In the case of the optical transmission nodes 100A and 100B where they are distant from each other or they perform the WDM transmission, the transmission is inevitably performed at a large transmission power. For this reason, in order for taking the security of a maintenance engineer or the like of the apparatus into consideration, a light beam emission at a high transmission power shall be prevented from being inadvertently brought about upon fiber pull-out, fiber cut or the like.

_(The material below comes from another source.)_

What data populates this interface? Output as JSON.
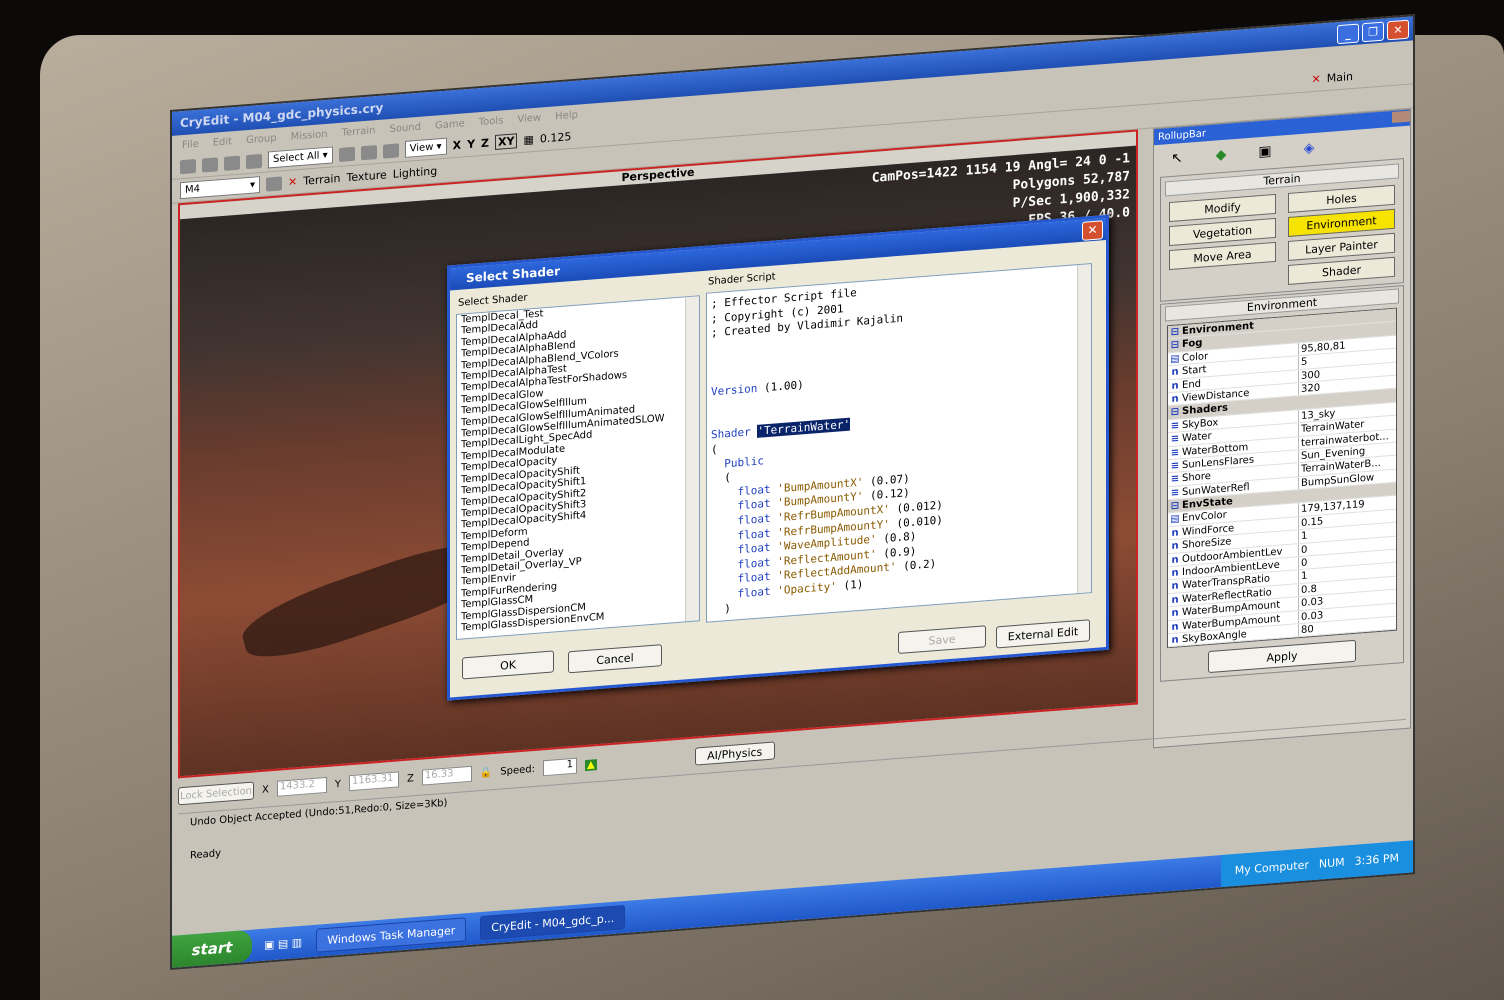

To this end, as is disclosed in the following listed Patent Documents 1 to 3, a function is ordinarily provided so that the optical output is lowered or shutdown when the optical output is opened at the end of the fibers 200 or 300 to the space.
As for example shown in FIG. 11, if some accidents are brought about such that a fiber is cut at an output port of a station on the upstream side, an optical transmission path is cut, a fiber connection (connector) is inadvertently disconnected (step A1), and the receiving module 104R in the station 100B on the downstream side becomes unable to receive the monitoring control signal (step A2), this information is transmitted to the transmitting module 105S of the station on the opposite side (step A3). Then, the transmitting module 105S notifies the station 100A on the upstream side (receiving module 104R) of information that the station 100B on the downstream side 100B detects monitoring control signal down through the transmission path 300 on the opposing side by means of the monitoring control signal (step A4).
In this way, the receiving module 104R of the station 100A on the upstream side recognizes that the station 100B on the downstream side detects the monitoring control signal down (step A5). Then, the station 100A on the upstream side takes some countermeasure such as halting control on the optical amplifier 102S for the opposite side and the optical output to the optical transmission path 200 is shutdown (step A6). The control performed in the above-manner is known as an APSD control.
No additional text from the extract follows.